I don’t buy clothes anymore that they don’t like. I’ll find it sitting in the closet or shoved under the bed. I’m not the micromanaging, “I bought it, you’re gonna wear it”, wasting my own time and money arguing with you about it, trying to find where you hid it parent. Y’all can if you want. That’s not my style. I like tranquility in my home. Let your children know they have options and that you care what they like. They should figure out what they like, discover who they are, their style and feel comfortable in their own skin. Believe me, we have a lot less arguments, grounding and other stuff than other households. It’s because our children know they can talk to us and we know their opinion is valued. Do they “win” all the time? No. But this is not a game. We’re a family. If one loses, we all lose. We’re all in this together. So yeah, my kids’ opinions matter. They don’t rule the roost, but they matter.

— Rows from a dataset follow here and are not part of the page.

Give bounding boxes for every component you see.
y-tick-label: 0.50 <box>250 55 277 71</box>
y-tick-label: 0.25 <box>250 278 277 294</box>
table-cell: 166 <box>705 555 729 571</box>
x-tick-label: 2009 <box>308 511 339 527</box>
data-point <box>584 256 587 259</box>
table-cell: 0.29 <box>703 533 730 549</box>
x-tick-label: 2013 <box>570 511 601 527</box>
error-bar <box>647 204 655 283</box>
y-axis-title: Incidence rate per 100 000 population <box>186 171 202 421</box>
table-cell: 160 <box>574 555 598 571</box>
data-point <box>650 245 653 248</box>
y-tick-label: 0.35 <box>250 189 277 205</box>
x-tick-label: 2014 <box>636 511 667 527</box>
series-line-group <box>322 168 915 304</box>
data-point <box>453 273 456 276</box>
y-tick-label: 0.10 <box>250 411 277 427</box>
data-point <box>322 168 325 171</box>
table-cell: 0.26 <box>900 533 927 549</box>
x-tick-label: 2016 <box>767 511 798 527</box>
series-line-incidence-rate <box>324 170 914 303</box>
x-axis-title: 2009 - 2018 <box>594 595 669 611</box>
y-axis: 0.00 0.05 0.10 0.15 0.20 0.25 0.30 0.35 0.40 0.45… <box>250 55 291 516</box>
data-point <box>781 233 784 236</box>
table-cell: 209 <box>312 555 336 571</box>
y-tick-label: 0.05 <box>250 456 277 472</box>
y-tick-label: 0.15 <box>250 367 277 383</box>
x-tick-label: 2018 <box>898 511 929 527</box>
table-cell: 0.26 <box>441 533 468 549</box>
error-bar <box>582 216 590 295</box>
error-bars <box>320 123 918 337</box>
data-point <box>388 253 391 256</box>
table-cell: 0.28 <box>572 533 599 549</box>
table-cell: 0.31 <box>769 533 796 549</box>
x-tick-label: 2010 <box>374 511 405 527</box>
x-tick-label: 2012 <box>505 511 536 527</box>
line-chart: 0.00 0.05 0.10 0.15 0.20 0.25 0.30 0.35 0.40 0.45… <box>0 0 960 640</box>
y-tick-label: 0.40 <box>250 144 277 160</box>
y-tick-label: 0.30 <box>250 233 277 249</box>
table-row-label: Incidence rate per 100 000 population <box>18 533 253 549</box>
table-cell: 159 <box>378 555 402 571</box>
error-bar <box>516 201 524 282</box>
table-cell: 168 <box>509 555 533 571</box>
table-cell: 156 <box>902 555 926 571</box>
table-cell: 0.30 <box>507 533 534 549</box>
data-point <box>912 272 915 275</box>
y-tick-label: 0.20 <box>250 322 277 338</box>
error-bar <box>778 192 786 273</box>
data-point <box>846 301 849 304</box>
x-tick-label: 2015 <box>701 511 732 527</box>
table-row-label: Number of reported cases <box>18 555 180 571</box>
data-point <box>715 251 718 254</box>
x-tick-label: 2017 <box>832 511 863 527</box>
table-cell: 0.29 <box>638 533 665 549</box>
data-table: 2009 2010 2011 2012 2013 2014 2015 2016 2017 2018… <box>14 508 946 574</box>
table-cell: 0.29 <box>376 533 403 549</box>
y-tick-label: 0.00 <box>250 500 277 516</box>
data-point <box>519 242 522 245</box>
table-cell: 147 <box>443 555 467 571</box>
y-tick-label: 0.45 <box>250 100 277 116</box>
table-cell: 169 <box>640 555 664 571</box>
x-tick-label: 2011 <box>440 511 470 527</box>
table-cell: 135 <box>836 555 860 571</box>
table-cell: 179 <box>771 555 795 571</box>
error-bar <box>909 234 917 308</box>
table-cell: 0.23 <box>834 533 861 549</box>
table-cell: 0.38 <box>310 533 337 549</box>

Small story & I’ll let y’all go. My dad was INFAMOUS for buying me ugly clothes. I mean HELLA-UGLY. Like my dad had in his mind, “Girl, I want you to scare folk off” ugly! I’ll never forget those uglier than the Bill Cosby sweaters that he used to get me. And corduroy pants!!! AND IT NEVER MATCHED, Y’ALL! Jesus, I don’t know how I survived my childhood. Oh, if that wasn’t bad enough, he also got me glasses that had the big bug lenses. You know, the ones the Kardashians think are so hot but are definitely not? Yeah, all I needed was a VW written on my head. I looked just like a bug. (I still owe my mama a talking to for not intervening in that mess! Let me get her on the phone RIGHT NOW! )
I absolutely HATED my dad for that. I rarely got any say on what I wore. It was always what they wanted. I felt like a human doll. Well, worse. There’s nothing like having to EXPLAIN your clothes to people. I had to do something. So what did that result in? Say it with me, ladies! CHANGING CLOTHES AT SCHOOL. Yeah. It was ridiculous, but that’s what I did. It would have worked, too. Until that day I decided to be fast and wear a mini-mini-mini-skirt. That resulted in a phone call home & a really bad “conversation” at home.
So what am I saying? Let your kids have some say in what they eat, wear and carry to school. It won’t kill you to give them options you can both live with. As a matter of fact, sit them with you when you shop online. There may be some things they want that you don’t know about. At all costs, maintain peace in your home, child!
Ok, that’s all for now. I’ve gotta go do some other stuff. I’ll have more good stuff for you soon.